WISE-Paris, 21 March 2002
[Posted 22/03/2002]
Fallout from atmospheric nuclear weapons testing
conducted by the Americans, Soviets and British may be the cause of
80 000 cancer cases in the United States, including 15 000 fatal cases
for people living or born in the country between 1951 and 2000. These
figures were announced by the Institute for Energy and Environmental
Research (IEER) (1) in a press release dated 28
February 2002, based on a study carried out by the National Cancer Institute
(NCI) and the Centers for Disease Control and Prevention (CDC) on behalf
of the US Government, (2) dated August 2001, but
which was not made public until 28 February 2002.
The report analyses the effect, on human health, of the US tests carried
out, both in the United States itself and on the Pacific islands, and
includes the impact of certain Soviet and British tests. It shows that
the hotspots resulting from these tests may be located thousands
of kilometers from the sites where the nuclear explosions actually occurred.
This study, commissioned in 1998 by the US Congress, follows on from
an earlier study conducted in 1997 by the National Cancer Institute
on the dispersal and exposure of the US population to iodine-131. The
latest study, which measured radioactive isotopes across the US and
involved complex computer simulators, in particular, concerning atmospheric
mechanisms, cost $1.85 million and took two years to complete.
Although banned in 1963, the atmospheric nuclear tests alone are thought
to have caused almost 22 000 cancer cases of which half are or were
fatal (including 1 100 fatal cases of leukemia) contracted as a result
of external exposure. Several thousand other cases are estimated to
have been caused by internal exposure through inhalation or ingestion
of contaminated food, and are reported to include 550 fatal cases of
leukemia and 2 500 cases of thyroid cancer. IEERs director Arjun
Makhijani confirms that, in some cases, farm children who drank goats
milk in the 1950s in high fallout areas were as severely exposed as
the worst exposed children after the 1986 Chernobyl accident.

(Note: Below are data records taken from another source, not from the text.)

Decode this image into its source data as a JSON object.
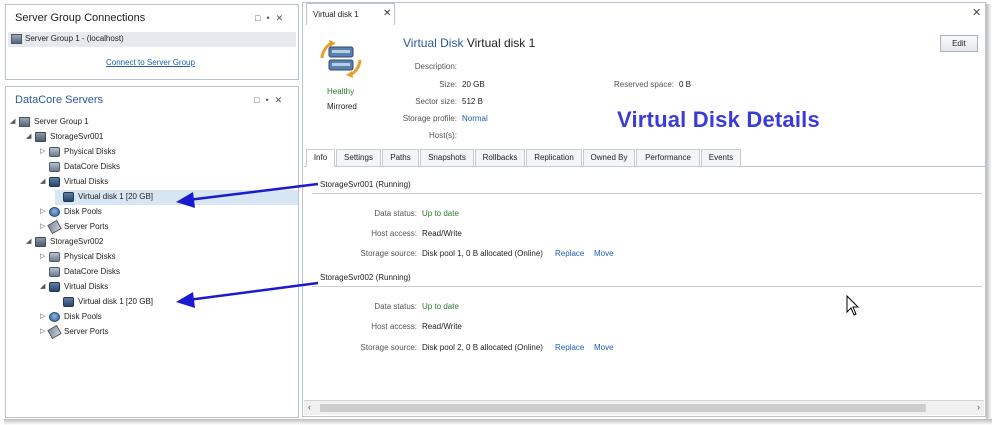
{
  "connections_panel": {
    "title": "Server Group Connections",
    "controls": [
      "□",
      "•",
      "✕"
    ],
    "server_group": "Server Group 1 - (localhost)",
    "connect_link": "Connect to Server Group"
  },
  "servers_panel": {
    "title": "DataCore Servers",
    "controls": [
      "□",
      "•",
      "✕"
    ],
    "tree": [
      {
        "label": "Server Group 1",
        "icon": "server-group-icon",
        "toggle": "◢"
      },
      {
        "label": "StorageSvr001",
        "icon": "server-icon",
        "toggle": "◢"
      },
      {
        "label": "Physical Disks",
        "icon": "physical-disks-icon",
        "toggle": "▷"
      },
      {
        "label": "DataCore Disks",
        "icon": "datacore-disks-icon",
        "toggle": ""
      },
      {
        "label": "Virtual Disks",
        "icon": "virtual-disks-icon",
        "toggle": "◢"
      },
      {
        "label": "Virtual disk 1   [20 GB]",
        "icon": "virtual-disk-icon",
        "toggle": ""
      },
      {
        "label": "Disk Pools",
        "icon": "disk-pool-icon",
        "toggle": "▷"
      },
      {
        "label": "Server Ports",
        "icon": "server-ports-icon",
        "toggle": "▷"
      },
      {
        "label": "StorageSvr002",
        "icon": "server-icon",
        "toggle": "◢"
      },
      {
        "label": "Physical Disks",
        "icon": "physical-disks-icon",
        "toggle": "▷"
      },
      {
        "label": "DataCore Disks",
        "icon": "datacore-disks-icon",
        "toggle": ""
      },
      {
        "label": "Virtual Disks",
        "icon": "virtual-disks-icon",
        "toggle": "◢"
      },
      {
        "label": "Virtual disk 1   [20 GB]",
        "icon": "virtual-disk-icon",
        "toggle": ""
      },
      {
        "label": "Disk Pools",
        "icon": "disk-pool-icon",
        "toggle": "▷"
      },
      {
        "label": "Server Ports",
        "icon": "server-ports-icon",
        "toggle": "▷"
      }
    ]
  },
  "document_tab": {
    "label": "Virtual disk 1",
    "close": "✕"
  },
  "main": {
    "close": "✕",
    "title_kind": "Virtual Disk",
    "title_name": "Virtual disk 1",
    "edit_button": "Edit",
    "health": "Healthy",
    "mirror_state": "Mirrored",
    "props": {
      "description_label": "Description:",
      "description_value": "",
      "size_label": "Size:",
      "size_value": "20 GB",
      "sector_label": "Sector size:",
      "sector_value": "512 B",
      "profile_label": "Storage profile:",
      "profile_value": "Normal",
      "hosts_label": "Host(s):",
      "hosts_value": "",
      "reserved_label": "Reserved space:",
      "reserved_value": "0 B"
    },
    "annotation": "Virtual Disk Details",
    "tabs": [
      "Info",
      "Settings",
      "Paths",
      "Snapshots",
      "Rollbacks",
      "Replication",
      "Owned By",
      "Performance",
      "Events"
    ],
    "active_tab": "Info",
    "sections": [
      {
        "title": "StorageSvr001 (Running)",
        "data_status_label": "Data status:",
        "data_status_value": "Up to date",
        "host_access_label": "Host access:",
        "host_access_value": "Read/Write",
        "source_label": "Storage source:",
        "source_value": "Disk pool 1, 0 B allocated (Online)",
        "replace": "Replace",
        "move": "Move"
      },
      {
        "title": "StorageSvr002 (Running)",
        "data_status_label": "Data status:",
        "data_status_value": "Up to date",
        "host_access_label": "Host access:",
        "host_access_value": "Read/Write",
        "source_label": "Storage source:",
        "source_value": "Disk pool 2, 0 B allocated (Online)",
        "replace": "Replace",
        "move": "Move"
      }
    ]
  },
  "scrollbar": {
    "left": "‹",
    "right": "›"
  },
  "colors": {
    "accent": "#1e5fb4",
    "annotation": "#3b3bd8",
    "arrow": "#1a1ad0",
    "ok": "#2b7a2b"
  }
}
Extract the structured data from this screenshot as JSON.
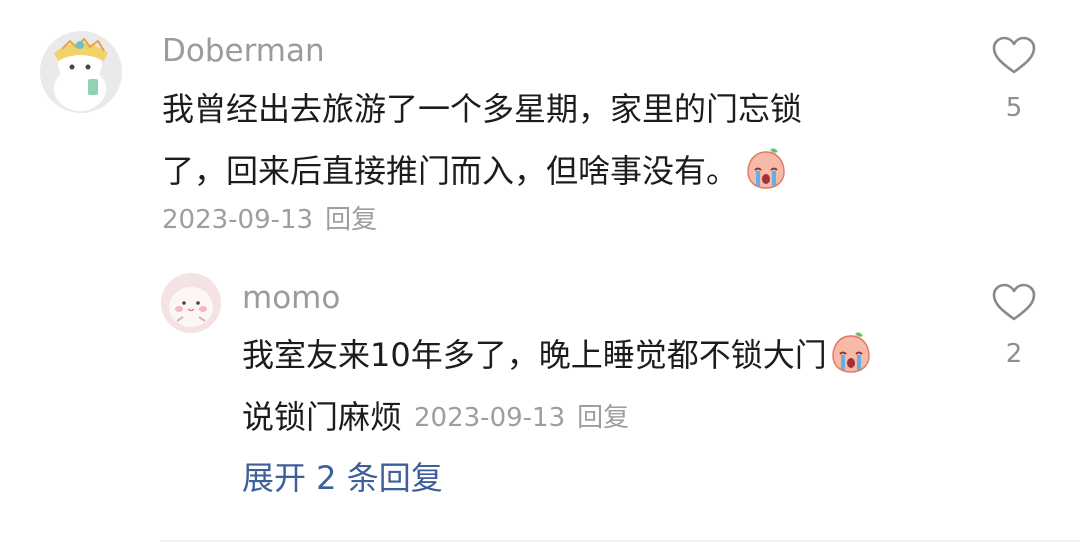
{
  "comment": {
    "username": "Doberman",
    "text_line1": "我曾经出去旅游了一个多星期，家里的门忘锁",
    "text_line2": "了，回来后直接推门而入，但啥事没有。",
    "date": "2023-09-13",
    "reply_label": "回复",
    "likes": "5",
    "emoji": "crying-emoji"
  },
  "reply": {
    "username": "momo",
    "text_line1": "我室友来10年多了，晚上睡觉都不锁大门",
    "text_line2": "说锁门麻烦",
    "date": "2023-09-13",
    "reply_label": "回复",
    "likes": "2",
    "emoji": "crying-emoji"
  },
  "expand_label": "展开 2 条回复",
  "colors": {
    "username": "#9b9b9b",
    "text": "#1c1c1c",
    "meta": "#9e9e9e",
    "link": "#3d5f9a"
  }
}
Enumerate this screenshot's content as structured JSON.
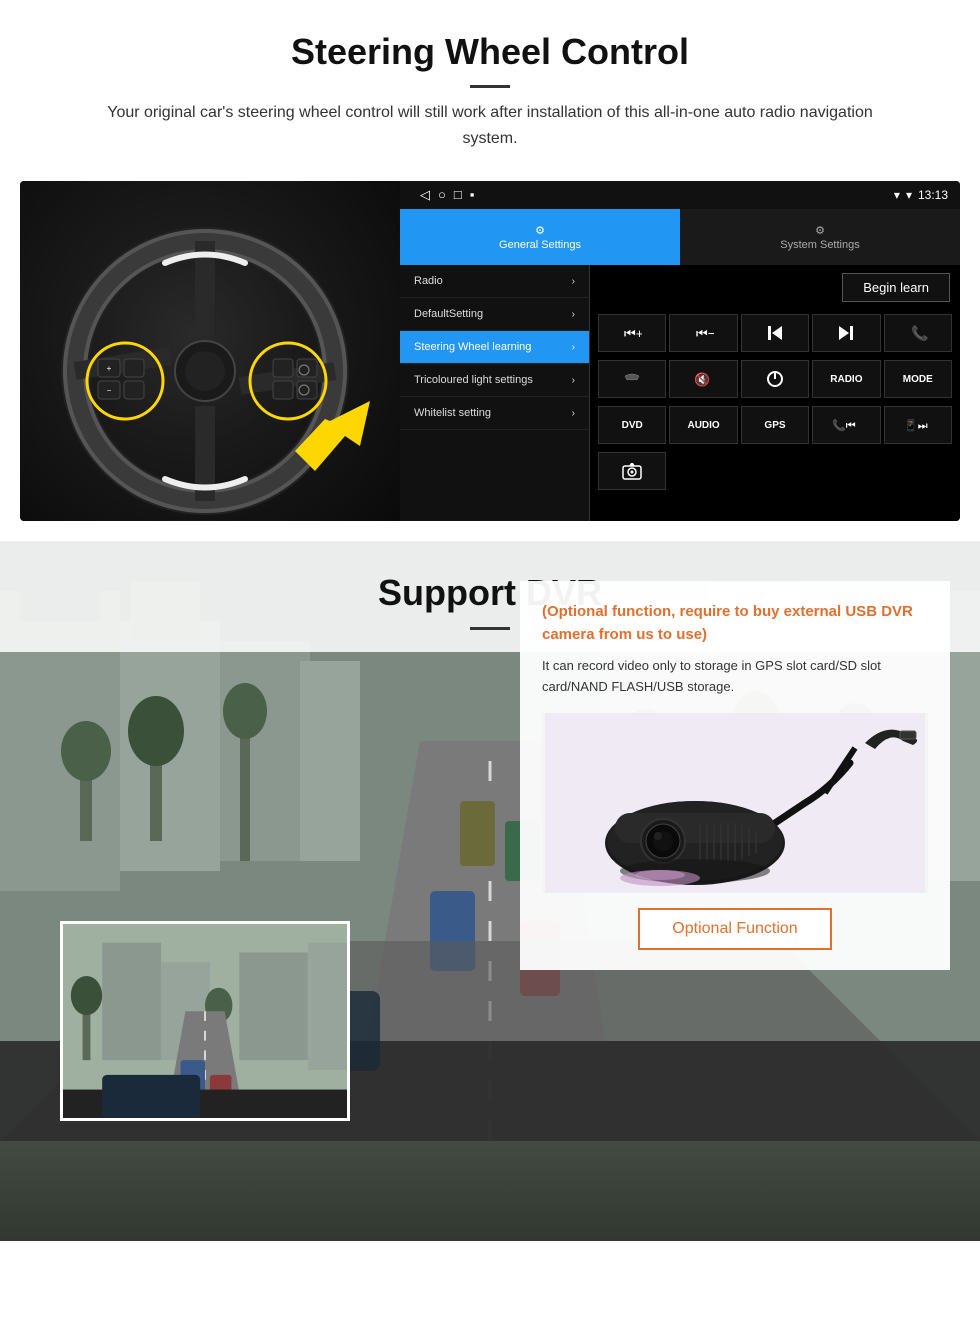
{
  "steering_section": {
    "title": "Steering Wheel Control",
    "subtitle": "Your original car's steering wheel control will still work after installation of this all-in-one auto radio navigation system.",
    "status_bar": {
      "back_icon": "◁",
      "home_icon": "○",
      "recents_icon": "□",
      "menu_icon": "▪",
      "signal_icon": "▾",
      "wifi_icon": "▾",
      "time": "13:13"
    },
    "tabs": [
      {
        "label": "General Settings",
        "icon": "⚙",
        "active": true
      },
      {
        "label": "System Settings",
        "icon": "⚙",
        "active": false
      }
    ],
    "menu_items": [
      {
        "label": "Radio",
        "active": false
      },
      {
        "label": "DefaultSetting",
        "active": false
      },
      {
        "label": "Steering Wheel learning",
        "active": true
      },
      {
        "label": "Tricoloured light settings",
        "active": false
      },
      {
        "label": "Whitelist setting",
        "active": false
      }
    ],
    "begin_learn_btn": "Begin learn",
    "control_buttons_row1": [
      "⏮+",
      "⏮−",
      "⏮",
      "⏭",
      "📞"
    ],
    "control_buttons_row2": [
      "↩",
      "🔇",
      "⏻",
      "RADIO",
      "MODE"
    ],
    "control_buttons_row3": [
      "DVD",
      "AUDIO",
      "GPS",
      "📞⏮",
      "📱⏭"
    ],
    "control_buttons_row4": [
      "📷"
    ]
  },
  "dvr_section": {
    "title": "Support DVR",
    "info_card": {
      "orange_text": "(Optional function, require to buy external USB DVR camera from us to use)",
      "body_text": "It can record video only to storage in GPS slot card/SD slot card/NAND FLASH/USB storage."
    },
    "optional_btn": "Optional Function"
  }
}
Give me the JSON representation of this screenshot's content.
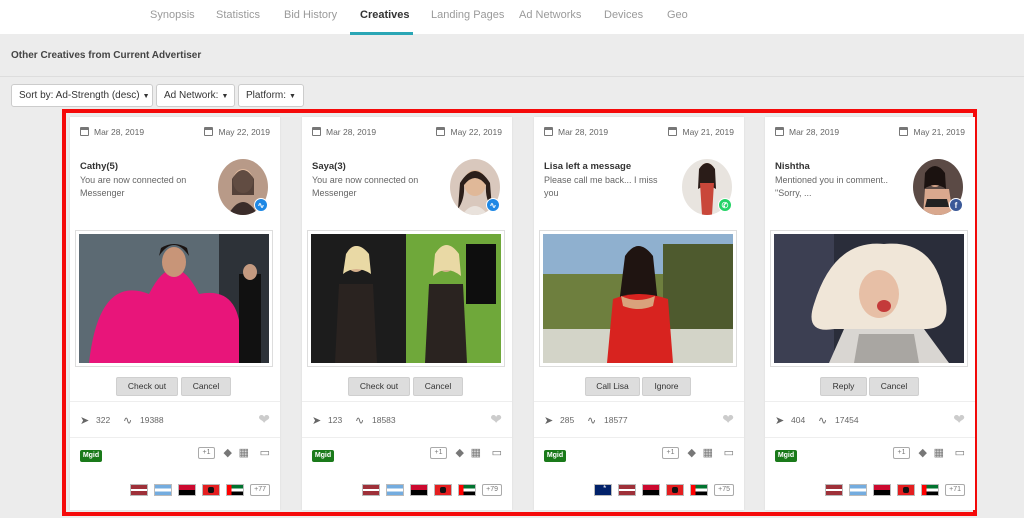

This report has caused a great deal of stir in the US where the Government
is suspected of having deliberately delayed its publication and dissimulated
the potential effects of the nuclear tests on human health and where,
at the same time, it is applauded for its efforts to be honest. Foreign
countries also come in for scrutiny. Arjun Makhijani stresses that it
is now time for the populations of countries in possession of nuclear
weapons to call for the truth from their governments.
What about the impact of French nuclear tests?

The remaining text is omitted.